I liked the first Sackett novel to be published, The Daybreakers when I read it some years back. L’Amour turned the Sackett family saga into an historical series in the 1970s beginning with Sackett’s Land in 1974 with a turn of the seventeenth century setting. It must have been a trend as the historical Sackett novels started the same year as the recently deceased John Jakes’ Kent Family Chronicles. I read Sackett’s Land around 15 years ago noting some of the problems I saw with The Walking Drum had diminished.
The following novel, To the Far Blue Mountains was first published in 1976 in hardback, and in paperback the next year. The novel picks up with Barnabas Sackett back in England preparing a ship with colonists. There is a price on his head as there is a story he discovered a lost treasure of King John. The Crown wants that gold. Barnabas Sackett is imprisoned, escapes, travels across England to Wales, takes ship to Iceland, and then to Newfoundland. He becomes involved with piracy along the way with some conflict with his enemy from Sackett’s Land, Capt. Nicholas Bardle.
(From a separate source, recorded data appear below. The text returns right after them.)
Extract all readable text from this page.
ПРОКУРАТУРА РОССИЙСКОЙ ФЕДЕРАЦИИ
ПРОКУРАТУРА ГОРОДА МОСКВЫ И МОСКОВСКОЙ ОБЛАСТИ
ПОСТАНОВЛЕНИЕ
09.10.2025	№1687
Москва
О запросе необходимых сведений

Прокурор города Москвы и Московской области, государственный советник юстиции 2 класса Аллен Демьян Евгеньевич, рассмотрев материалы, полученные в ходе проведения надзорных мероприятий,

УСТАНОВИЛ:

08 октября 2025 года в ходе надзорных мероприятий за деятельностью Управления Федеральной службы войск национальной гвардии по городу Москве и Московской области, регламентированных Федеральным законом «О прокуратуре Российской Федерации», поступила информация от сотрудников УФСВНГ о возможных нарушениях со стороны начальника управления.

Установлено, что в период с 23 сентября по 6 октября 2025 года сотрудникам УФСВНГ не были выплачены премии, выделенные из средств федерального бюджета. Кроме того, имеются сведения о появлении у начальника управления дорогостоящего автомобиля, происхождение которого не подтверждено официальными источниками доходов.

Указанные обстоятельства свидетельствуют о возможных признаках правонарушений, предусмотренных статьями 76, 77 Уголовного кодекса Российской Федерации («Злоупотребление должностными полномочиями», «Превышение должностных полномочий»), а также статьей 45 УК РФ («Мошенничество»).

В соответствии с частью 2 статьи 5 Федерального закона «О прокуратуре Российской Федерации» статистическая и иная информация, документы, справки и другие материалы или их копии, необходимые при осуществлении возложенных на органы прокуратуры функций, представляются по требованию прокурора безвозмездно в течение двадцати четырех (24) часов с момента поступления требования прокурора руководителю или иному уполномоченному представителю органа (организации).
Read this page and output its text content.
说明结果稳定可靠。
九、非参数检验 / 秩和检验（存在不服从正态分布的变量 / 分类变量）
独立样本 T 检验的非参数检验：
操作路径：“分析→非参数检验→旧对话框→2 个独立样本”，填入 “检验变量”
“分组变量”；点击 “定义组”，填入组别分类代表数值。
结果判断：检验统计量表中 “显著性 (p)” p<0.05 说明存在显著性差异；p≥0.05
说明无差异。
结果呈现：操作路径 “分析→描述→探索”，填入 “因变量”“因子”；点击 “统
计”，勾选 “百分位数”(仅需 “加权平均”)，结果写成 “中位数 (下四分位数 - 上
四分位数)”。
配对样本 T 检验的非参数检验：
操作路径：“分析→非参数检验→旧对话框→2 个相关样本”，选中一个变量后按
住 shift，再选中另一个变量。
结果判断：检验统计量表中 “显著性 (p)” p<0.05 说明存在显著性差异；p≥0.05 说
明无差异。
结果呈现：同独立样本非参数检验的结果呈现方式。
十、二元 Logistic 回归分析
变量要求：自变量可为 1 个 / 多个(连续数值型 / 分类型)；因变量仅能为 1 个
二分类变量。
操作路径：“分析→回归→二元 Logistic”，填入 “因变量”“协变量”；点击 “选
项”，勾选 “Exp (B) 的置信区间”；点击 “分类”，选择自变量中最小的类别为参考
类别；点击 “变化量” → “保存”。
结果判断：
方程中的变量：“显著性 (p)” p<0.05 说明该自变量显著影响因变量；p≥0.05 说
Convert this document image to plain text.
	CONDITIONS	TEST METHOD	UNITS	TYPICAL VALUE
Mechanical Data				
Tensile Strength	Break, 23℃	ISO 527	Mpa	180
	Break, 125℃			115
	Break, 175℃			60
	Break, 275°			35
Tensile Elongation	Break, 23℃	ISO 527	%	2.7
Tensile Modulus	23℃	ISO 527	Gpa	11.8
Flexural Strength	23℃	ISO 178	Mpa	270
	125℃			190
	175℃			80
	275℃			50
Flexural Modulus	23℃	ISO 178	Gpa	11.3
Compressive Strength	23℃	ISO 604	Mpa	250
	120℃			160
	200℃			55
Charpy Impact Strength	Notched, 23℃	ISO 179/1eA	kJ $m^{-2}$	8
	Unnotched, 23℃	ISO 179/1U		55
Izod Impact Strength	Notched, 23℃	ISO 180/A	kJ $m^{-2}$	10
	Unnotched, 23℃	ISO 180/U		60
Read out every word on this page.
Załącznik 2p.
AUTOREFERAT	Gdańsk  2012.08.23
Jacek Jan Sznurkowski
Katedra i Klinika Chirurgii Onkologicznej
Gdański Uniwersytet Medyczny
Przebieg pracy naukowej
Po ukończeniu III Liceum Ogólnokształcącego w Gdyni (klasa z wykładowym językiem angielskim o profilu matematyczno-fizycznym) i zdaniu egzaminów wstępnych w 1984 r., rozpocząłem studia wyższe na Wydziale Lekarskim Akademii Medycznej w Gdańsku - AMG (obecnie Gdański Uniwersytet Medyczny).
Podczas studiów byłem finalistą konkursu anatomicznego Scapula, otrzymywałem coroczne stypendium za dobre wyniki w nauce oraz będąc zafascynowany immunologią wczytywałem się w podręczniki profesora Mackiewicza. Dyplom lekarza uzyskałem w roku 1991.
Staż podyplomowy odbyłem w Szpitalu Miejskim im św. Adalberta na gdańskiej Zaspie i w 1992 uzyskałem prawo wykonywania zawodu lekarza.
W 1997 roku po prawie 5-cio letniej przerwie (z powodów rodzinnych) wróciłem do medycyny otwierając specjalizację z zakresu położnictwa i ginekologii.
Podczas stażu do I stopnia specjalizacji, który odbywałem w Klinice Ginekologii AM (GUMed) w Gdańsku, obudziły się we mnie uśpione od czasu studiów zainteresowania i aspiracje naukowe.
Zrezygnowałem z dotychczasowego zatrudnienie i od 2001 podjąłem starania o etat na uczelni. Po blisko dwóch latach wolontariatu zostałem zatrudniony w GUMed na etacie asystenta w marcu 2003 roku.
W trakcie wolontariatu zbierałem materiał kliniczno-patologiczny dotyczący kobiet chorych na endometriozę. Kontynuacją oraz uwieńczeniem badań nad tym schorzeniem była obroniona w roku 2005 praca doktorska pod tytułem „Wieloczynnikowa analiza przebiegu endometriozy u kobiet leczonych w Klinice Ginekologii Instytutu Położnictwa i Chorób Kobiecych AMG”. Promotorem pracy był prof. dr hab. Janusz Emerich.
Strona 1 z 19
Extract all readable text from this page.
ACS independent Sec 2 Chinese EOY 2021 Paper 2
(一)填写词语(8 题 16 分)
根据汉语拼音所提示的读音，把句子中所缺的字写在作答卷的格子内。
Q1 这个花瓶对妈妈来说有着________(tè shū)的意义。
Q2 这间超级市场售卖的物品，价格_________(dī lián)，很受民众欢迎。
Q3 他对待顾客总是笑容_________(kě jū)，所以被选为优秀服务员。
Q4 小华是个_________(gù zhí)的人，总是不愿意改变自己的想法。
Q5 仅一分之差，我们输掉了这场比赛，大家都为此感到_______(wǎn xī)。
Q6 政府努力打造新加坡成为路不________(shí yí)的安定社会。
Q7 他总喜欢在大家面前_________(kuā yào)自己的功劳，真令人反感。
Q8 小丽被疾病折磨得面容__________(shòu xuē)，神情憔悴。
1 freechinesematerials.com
The ship carrying Sackett’s beloved and others who joined in Sackett’s venture was wrecked but the survivors hanging on. Sackett rallies them to build a stockade, clear land, engage in farming and hunting. The little settlement makes friends with some Indians and fights others. A group of mutineers turn pirate and becomes Sackett’s new enemy. Strangely, there is no resolution of the feud with Bardle.
Sackett’s colony is able to help out the struggling Jamestown colony endearing him to the governor. In return, Sackett’s holding are made legitimate. L’Amour has lots of hunting including the now extinct Eastern Woodland Buffalo. I notice L’Amour has little swordplay and never mentions the guns are matchlocks.
Decades go by and Barnabas Sackett comes to an end in a fight with Indians. The story is told in first person and it is odd that it ends. People make fun of H. P. Lovecraft having his narrator writing in his journal as the extra-dimensional creature is coming down the hall. This is worse.
I have known people who are ardent L’Amour fans. I knew one guy who refused to read anyone but L’Amour. I personally prefer Gordon D. Shirreffs and T. V. Olsen’s hard-boiled westerns. L’Amour can be good when hitting all cylinders which was generally in the 60s. I think a part of his appeal is he melded the mythic western with the historical western. David Gemell had mentioned Robert E. Howard and Louis L’Amour as his two biggest influences.
Bantam Books had new covers twenty years ago by Greg Manchess. To the Far Blue Mountains has a nice cover. The sequel, The Warrior’s Path which concerns Barnabas Sackett’s son is in my to-be-read pile.